According to DRAMeXchange, a research division of TrendForce, the highest price for the mainstream 4GB modules has reached $US 34 due to the supply shortages resulting from SK Hynix’s fire accident and the continuous contract price uptrend. The price represents an estimated 6.25% increase compared to the amount observed in September. Calculating on the basis of the aforementioned figure, the 4Gb chip price translates to approximately $US 3.94, which is close to the $US 4 mark, and only 8% lower than the highest 4Gb chip price in the spot market ($US 4.25). By the time the contract prices are announced in 2H’October, it is expected that the difference between the contract price and spot price will grow smaller.

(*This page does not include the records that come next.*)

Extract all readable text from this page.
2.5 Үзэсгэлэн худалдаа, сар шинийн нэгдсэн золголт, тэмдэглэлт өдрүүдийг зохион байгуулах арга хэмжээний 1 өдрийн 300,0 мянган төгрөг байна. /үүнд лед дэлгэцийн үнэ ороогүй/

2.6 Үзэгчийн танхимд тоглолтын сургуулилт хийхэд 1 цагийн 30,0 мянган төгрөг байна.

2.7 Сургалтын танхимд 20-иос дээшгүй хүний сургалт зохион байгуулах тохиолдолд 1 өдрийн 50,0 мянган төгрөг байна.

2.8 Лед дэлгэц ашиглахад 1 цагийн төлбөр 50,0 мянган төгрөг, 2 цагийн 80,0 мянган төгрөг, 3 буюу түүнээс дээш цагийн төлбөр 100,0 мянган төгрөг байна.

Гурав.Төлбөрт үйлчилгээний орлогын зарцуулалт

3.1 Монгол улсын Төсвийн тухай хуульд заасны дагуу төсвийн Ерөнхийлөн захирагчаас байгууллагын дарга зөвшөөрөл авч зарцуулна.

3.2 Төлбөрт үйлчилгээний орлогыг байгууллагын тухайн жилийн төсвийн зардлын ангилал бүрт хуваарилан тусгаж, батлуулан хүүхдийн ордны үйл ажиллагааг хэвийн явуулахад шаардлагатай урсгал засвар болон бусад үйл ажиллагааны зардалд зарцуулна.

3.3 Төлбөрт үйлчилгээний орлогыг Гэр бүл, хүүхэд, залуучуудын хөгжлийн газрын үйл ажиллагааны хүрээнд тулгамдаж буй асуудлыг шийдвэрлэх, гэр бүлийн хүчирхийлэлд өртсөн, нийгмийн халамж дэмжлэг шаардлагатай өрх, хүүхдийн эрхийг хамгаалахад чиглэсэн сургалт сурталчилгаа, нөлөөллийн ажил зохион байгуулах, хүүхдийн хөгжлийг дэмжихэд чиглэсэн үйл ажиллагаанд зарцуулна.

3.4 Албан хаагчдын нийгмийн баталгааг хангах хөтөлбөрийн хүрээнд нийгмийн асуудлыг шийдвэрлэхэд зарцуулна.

The overall impact that SK Hynix’s Wuxi plant fire has on first tier PC-OEMs do not appear to be overly significant. In part, this is because the Korean company generally prioritizes providing the majority of its supplies to these OEMs. The second and third tier PC OEMs, on the other hand, are gradually feeling the impacts of the supply shortages. With such a trend continuing, the spot prices are unlikely to drop anytime soon. Even though SK Hynix is currently intensifying its efforts to recover lost production and is looking to resume wafer start in November, the main production supplies intended for the market will not be ready until either December or the beginning of 2014. The Q4 pricing movements, for the most part, are still expected to be influenced by the supply shortages in October and November.
Samsung Seeking to Reclaim PC DRAM Market following SK Hynix’s Fire Accident
The fire incident at SK Hynix’s Wuxi plant has caused the production of nearly 130K wafers to be halted on a monthly basis, which in turn led to a 40% increase in spot prices and the monthly growth in the contract pricing market. The contract prices have already managed reach close to the $US 35 mark as of 1H’October. Under the aforementioned developments, two Korean manufacturers are taking action to protect their status within the PC DRAM market.
Samsung has begun to make necessary adjustments to enhance its PC DRAM market share by increasing the PC DRAM production in its Line 12 and Line 16 plants. In attempting to compensate for lost production following the fire accident, SK Hynix increased the utilization rate in both its M10 and M12 plants, and has made an effort to allocate parts of its NAND Flash capacity to DRAM. According to TrendForce’s estimates, the combined total of the two aforementioned companies’ added production is between 100K-120K per month, which is about equivalent to the original capacity at the Wuxi plant. By the end of Q4, both Samsung’s and SK Hynix’s added wafer output levels are likely to reach a maximum, with the main production set to begin in 1Q14 and expected to make up for the losses from the fire.
With regard to the new Micron group, given that its production is relatively unaffected by the fire accident, its Singapore Tech plant will continue to allocate DRAM capacity to NAND Flash, whereas its Hiroshima plant will ramp up the production of mobile DRAM in order to satisfy the demands of its major clients. While the level of DRAM production has increased in Micron’s Taiwan group (Rexchip), this strategy has reportedly been implemented before the fire accident, and no changes have apparently been made. TrendForce believes that even if the relevant DRAM production is increased, the impact will only be noticeable during the end of Q4 and the beginning of 2014. In the near term, neither the production shortage situation nor the price uptrend is expected to change anytime soon.